AEW Dynamite & Collision – 10/15/2025: 3 Things We Loved And three We Hated

The construct to Darby Allin and Jon Moxley’s “I Quit” match has been the focus of AEW programming as of late, and Wednesday’s three-hour “AEW Dynamite” and “AEW Collision” double feature was no exception. While the 2 men had a generally positively-received pre-taped “cinematic” promo exchange, I am unable to say that their in-person altercation on the “Collision” portion of Wednesday’s broadcast held up nearly as well.

After the Death Riders outnumbered Paragon and associates at the top of “Collision’s” Daniel Garcia, Wheeler Yuta, Kyle O’Reilly, and Orange Cassidy opener, Darby Allin made an incredibly dramatic entrance to intercept the violence. Now, once I say “incredibly dramatic” for Allin, what do you’re thinking that of? Do you imagine him armed with a steel chair? Perhaps you picture him zooming down the ramp, skateboard in hand. Perhaps, in your imagination, Allin is making a heroic save along with his finger on a flamethrower’s trigger.

I’m glad to report (sarcastically) that Allin’s dramatic entrance saw him standing at the highest of the doorway ramp, limbs crooked and lifeless, like a zombie. Before you comment, I do know that his less-than-lively disposition isn’t unreasonable, considering that he did get beaten to a bloody pulp by Pac earlier during “Dynamite,” and, truthfully, if you happen to had just given me a drained Allin, it might have been salvaged. Allin, nonetheless, in his incredible commitment to the bit, begins shambling down the doorway ramp like an additional off “The Walking Dead.” I’m talking failed sobriety test levels of swaying, along with his body swinging off to the side against a steel barrier at one point. All of the while, the Death Riders confronted him, one by agonizing one.
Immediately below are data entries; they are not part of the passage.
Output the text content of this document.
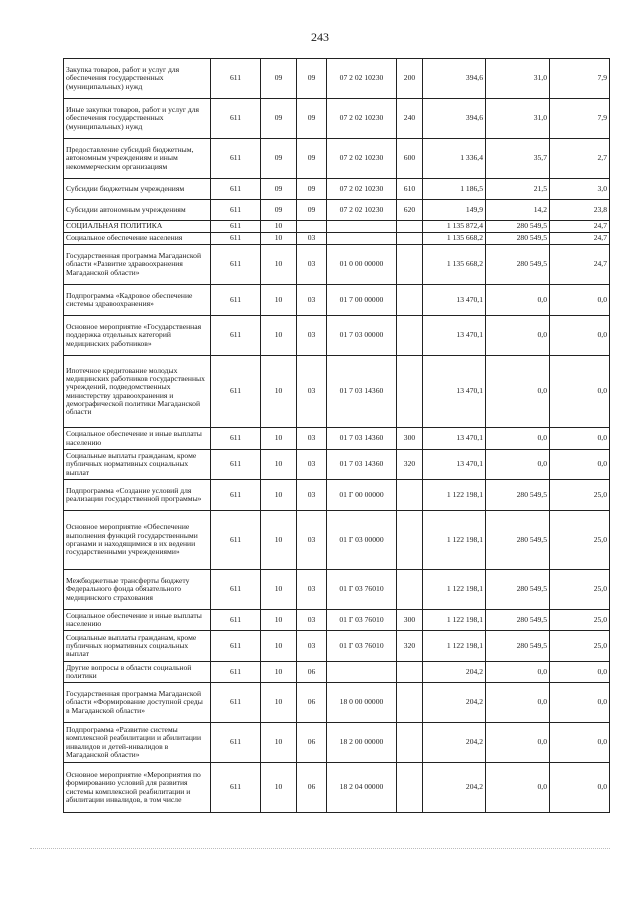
243
Закупка товаров, работ и услуг для обеспечения государственных (муниципальных) нужд	611	09	09	07 2 02 10230	200	394,6	31,0	7,9
Иные закупки товаров, работ и услуг для обеспечения государственных (муниципальных) нужд	611	09	09	07 2 02 10230	240	394,6	31,0	7,9
Предоставление субсидий бюджетным, автономным учреждениям и иным некоммерческим организациям	611	09	09	07 2 02 10230	600	1 336,4	35,7	2,7
Субсидии бюджетным учреждениям	611	09	09	07 2 02 10230	610	1 186,5	21,5	3,0
Субсидии автономным учреждениям	611	09	09	07 2 02 10230	620	149,9	14,2	23,8
СОЦИАЛЬНАЯ ПОЛИТИКА	611	10				1 135 872,4	280 549,5	24,7
Социальное обеспечение населения	611	10	03			1 135 668,2	280 549,5	24,7
Государственная программа Магаданской области «Развитие здравоохранения Магаданской области»	611	10	03	01 0 00 00000		1 135 668,2	280 549,5	24,7
Подпрограмма «Кадровое обеспечение системы здравоохранения»	611	10	03	01 7 00 00000		13 470,1	0,0	0,0
Основное мероприятие «Государственная поддержка отдельных категорий медицинских работников»	611	10	03	01 7 03 00000		13 470,1	0,0	0,0
Ипотечное кредитование молодых медицинских работников государственных учреждений, подведомственных министерству здравоохранения и демографической политики Магаданской области	611	10	03	01 7 03 14360		13 470,1	0,0	0,0
Социальное обеспечение и иные выплаты населению	611	10	03	01 7 03 14360	300	13 470,1	0,0	0,0
Социальные выплаты гражданам, кроме публичных нормативных социальных выплат	611	10	03	01 7 03 14360	320	13 470,1	0,0	0,0
Подпрограмма «Создание условий для реализации государственной программы»	611	10	03	01 Г 00 00000		1 122 198,1	280 549,5	25,0
Основное мероприятие «Обеспечение выполнения функций государственными органами и находящимися в их ведении государственными учреждениями»	611	10	03	01 Г 03 00000		1 122 198,1	280 549,5	25,0
Межбюджетные трансферты бюджету Федерального фонда обязательного медицинского страхования	611	10	03	01 Г 03 76010		1 122 198,1	280 549,5	25,0
Социальное обеспечение и иные выплаты населению	611	10	03	01 Г 03 76010	300	1 122 198,1	280 549,5	25,0
Социальные выплаты гражданам, кроме публичных нормативных социальных выплат	611	10	03	01 Г 03 76010	320	1 122 198,1	280 549,5	25,0
Другие вопросы в области социальной политики	611	10	06			204,2	0,0	0,0
Государственная программа Магаданской области «Формирование доступной среды в Магаданской области»	611	10	06	18 0 00 00000		204,2	0,0	0,0
Подпрограмма «Развитие системы комплексной реабилитации и абилитации инвалидов и детей-инвалидов в Магаданской области»	611	10	06	18 2 00 00000		204,2	0,0	0,0
Основное мероприятие «Мероприятия по формированию условий для развития системы комплексной реабилитации и абилитации инвалидов, в том числе	611	10	06	18 2 04 00000		204,2	0,0	0,0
Allin got up each time. The message here is resilience, right? It is a tale of Allin’s grit, how he’s willing to get beaten down, but still rise to his feet (or hands and knees) so as to climb whatever mountain he has his eyes set on: Everest or otherwise. That is all advantageous and good…but can we not have the remainder of the Death Riders just gazing him as he crawls pathetically to Moxley at two miles an hour? I understand what they were going for here, and on paper, this sounds amazing and more introspective than what I expect from AEW. In practice, though, this segment dragged on in such an ungainly way, I discovered myself hating it before it was even done. By the point Allin finally got to Moxley, he unfurled the AEW flag at Moxley’s feet, only to be on the receiving end of Death Rider. Something, something, Moxley’s war on AEW. Segment over.

Like I said, in theory, this is smart. On paper, that is cool. In practice? Painstaking to observe.